Dr. Suzanne K. Coberly, MD, MS, Senior Director of Translational Pathology at Bristol Myers Squibb, brings more than 20 years of experience across biotech, companion diagnostics, IVD, and translational pathology. Her work focuses on discovery and translational pathology in oncology and immuno-oncology, including biomarker and predictive assay development.

At BMS, Dr. Coberly works within a translational pathology group supporting programmes from discovery through first-in-human studies. Her team focuses on specialised, exploratory pathology work, particularly novel assays that help research teams understand mechanism of action, pharmacodynamics, efficacy signals, and potential toxicity. This includes work across protein degradation, immuno-oncology, and CAR-T programmes.

For Dr. Coberly, computational pathology is not a sudden revolution, but the result of years of progress in digital pathology, image analysis, and AI-enabled tissue interpretation. The digitisation of glass slides enabled pathologists and researchers to work with whole-slide images, quantify expression, and analyse complex tissue features more consistently. As AI tools have improved, they have expanded what can be measured, including multiplex expression, cell-type relationships, and spatial patterns within the tumour microenvironment.

One of the most exciting areas is virtual IHC: the ability to use H&E slides, which are routinely available for most patients, to predict protein expression or other molecular features. This could be particularly valuable in early-phase oncology trials, where tissue is often limited and repeated testing is not always feasible. By extracting more information from standard histology, computational pathology may allow teams to explore more biomarkers, reduce tissue burden, and identify signals that would otherwise be missed.

AI also has the potential to improve translational decision-making by integrating pathology with clinical, genomic, and molecular data. Foundation models may help identify new biomarker hypotheses across complex datasets, while virtual IHC or virtual genomics could support more targeted, patient-level exploration. This creates opportunities to better understand whether a therapy is acting through its intended mechanism and which biomarkers may predict response.

However, Dr. Coberly emphasises that strong tissue biomarkers still require a stepwise evidence pathway. Before moving from exploratory research toward clinical development or patient stratification, a biomarker must be supported by strong preclinical work, assay validation, relevant model systems, and analysis of patient samples. Researchers need to understand expression patterns, biological relevance, association with mechanism of action, and potential links to efficacy. Clinical data can then help determine whether a biomarker is strong enough to progress toward a companion diagnostic or stratification strategy.

Computational pathology can reveal biology that traditional pathology may not easily capture, including spatial relationships between tumour and immune cells, heterogeneity across tissue regions, and microenvironment features that are difficult to quantify manually. These insights are especially relevant in oncology and immuno-oncology, where response may depend not only on whether a biomarker is present, but where it is located, how it interacts with neighbouring cells, and how consistently it appears across a tumour.
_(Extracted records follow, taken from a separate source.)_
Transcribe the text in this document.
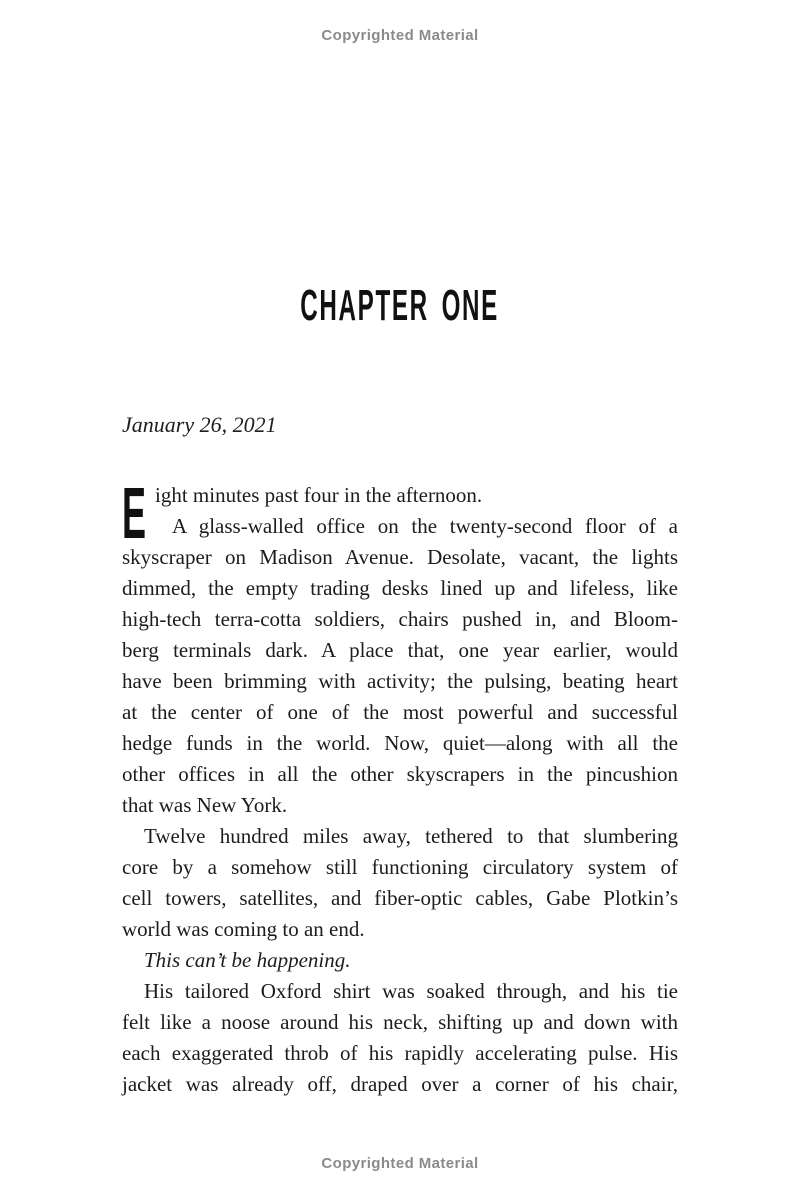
Copyrighted Material
CHAPTER ONE
January 26, 2021
E ight minutes past four in the afternoon.
A glass-walled office on the twenty-second floor of a
skyscraper on Madison Avenue. Desolate, vacant, the lights
dimmed, the empty trading desks lined up and lifeless, like
high-tech terra-cotta soldiers, chairs pushed in, and Bloom-
berg terminals dark. A place that, one year earlier, would
have been brimming with activity; the pulsing, beating heart
at the center of one of the most powerful and successful
hedge funds in the world. Now, quiet—along with all the
other offices in all the other skyscrapers in the pincushion
that was New York.
Twelve hundred miles away, tethered to that slumbering
core by a somehow still functioning circulatory system of
cell towers, satellites, and fiber-optic cables, Gabe Plotkin’s
world was coming to an end.
This can’t be happening.
His tailored Oxford shirt was soaked through, and his tie
felt like a noose around his neck, shifting up and down with
each exaggerated throb of his rapidly accelerating pulse. His
jacket was already off, draped over a corner of his chair,
Copyrighted Material
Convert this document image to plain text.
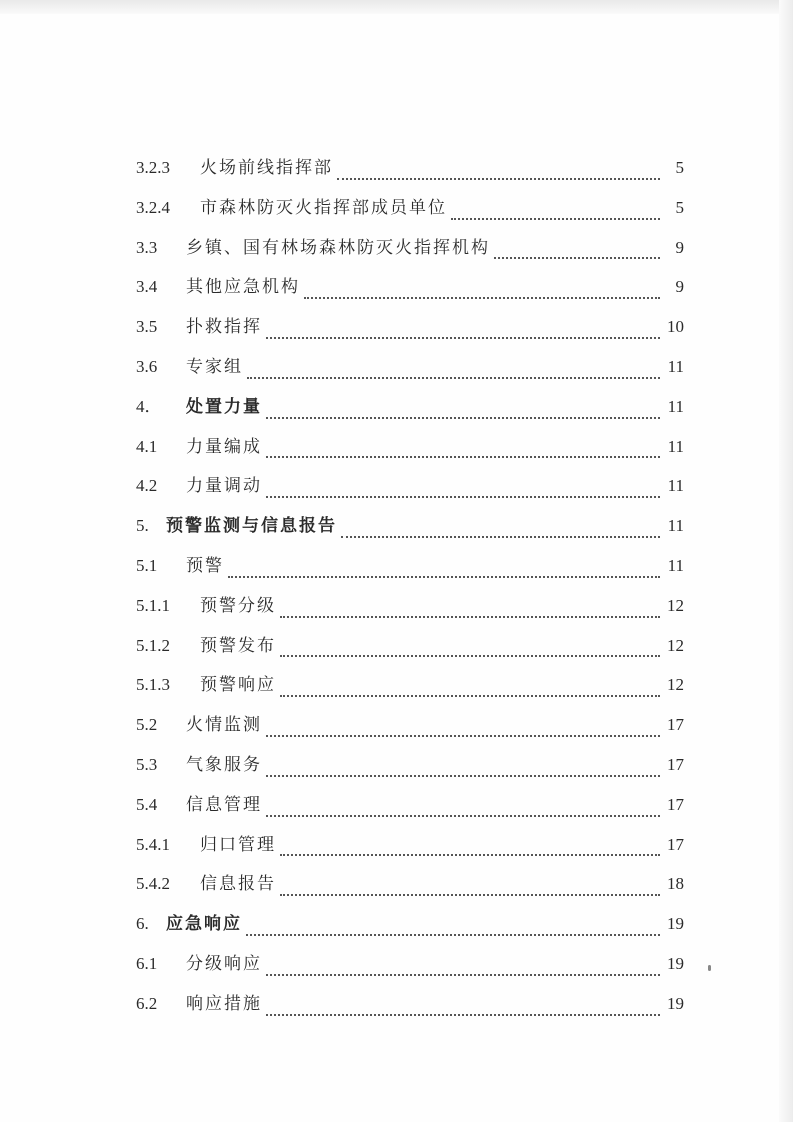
3.2.3	火场前线指挥部	5
3.2.4	市森林防灭火指挥部成员单位	5
3.3	乡镇、国有林场森林防灭火指挥机构	9
3.4	其他应急机构	9
3.5	扑救指挥	10
3.6	专家组	11
4．	处置力量	11
4.1	力量编成	11
4.2	力量调动	11
5.	预警监测与信息报告	11
5.1	预警	11
5.1.1	预警分级	12
5.1.2	预警发布	12
5.1.3	预警响应	12
5.2	火情监测	17
5.3	气象服务	17
5.4	信息管理	17
5.4.1	归口管理	17
5.4.2	信息报告	18
6.	应急响应	19
6.1	分级响应	19
6.2	响应措施	19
The challenge is trust. AI-enabled pathology biomarkers must be validated in ways that satisfy scientists, clinicians, development teams, and regulators. Black-box models remain a concern, particularly when they identify predictive features without a clear explanation of the underlying biology. For biomarkers to be adopted confidently, teams need to show that AI-derived signals are reproducible, biologically meaningful, clinically relevant, and robust across patient populations.
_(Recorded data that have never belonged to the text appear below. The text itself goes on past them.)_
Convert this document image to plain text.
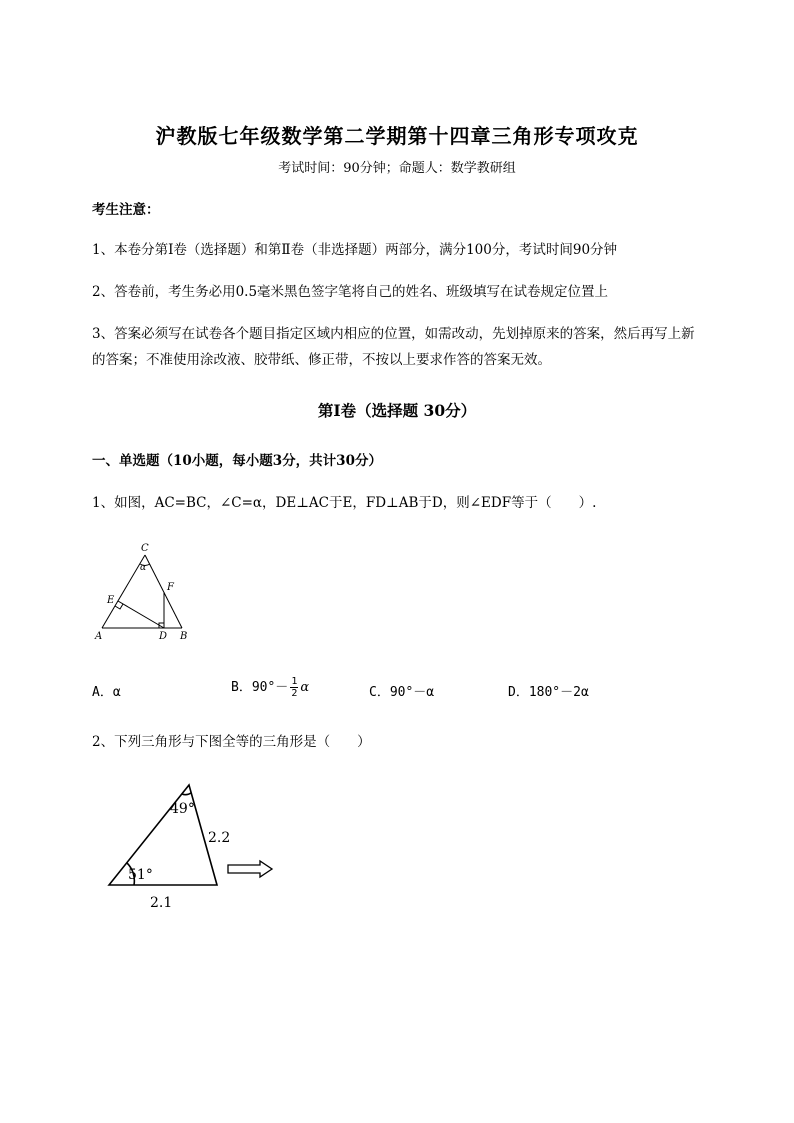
沪教版七年级数学第二学期第十四章三角形专项攻克
考试时间：90分钟；命题人：数学教研组
考生注意：
1、本卷分第Ⅰ卷（选择题）和第Ⅱ卷（非选择题）两部分，满分100分，考试时间90分钟
2、答卷前，考生务必用0.5毫米黑色签字笔将自己的姓名、班级填写在试卷规定位置上
3、答案必须写在试卷各个题目指定区域内相应的位置，如需改动，先划掉原来的答案，然后再写上新
的答案；不准使用涂改液、胶带纸、修正带，不按以上要求作答的答案无效。
第Ⅰ卷（选择题 30分）
一、单选题（10小题，每小题3分，共计30分）
1、如图，AC=BC，∠C=α，DE⊥AC于E，FD⊥AB于D，则∠EDF等于（　　）.
C
α
F
E
A	D B
A．α	B．$90^\circ- \frac{1}{2}$ α	C．90°－α	D．180°－2α
2、下列三角形与下图全等的三角形是（　　）
49°
51°
2.2
2.1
Dr. Coberly’s advice for teams working in computational pathology is clear: do not treat AI as a shortcut around biology. Use it to expand discovery, generate hypotheses, and make better use of limited tissue, but always connect findings back to mechanism, assay performance, and clinical relevance. The most predictive and meaningful biomarkers will come from combining computational power with rigorous pathology expertise, translational validation, and a clear understanding of the disease biology.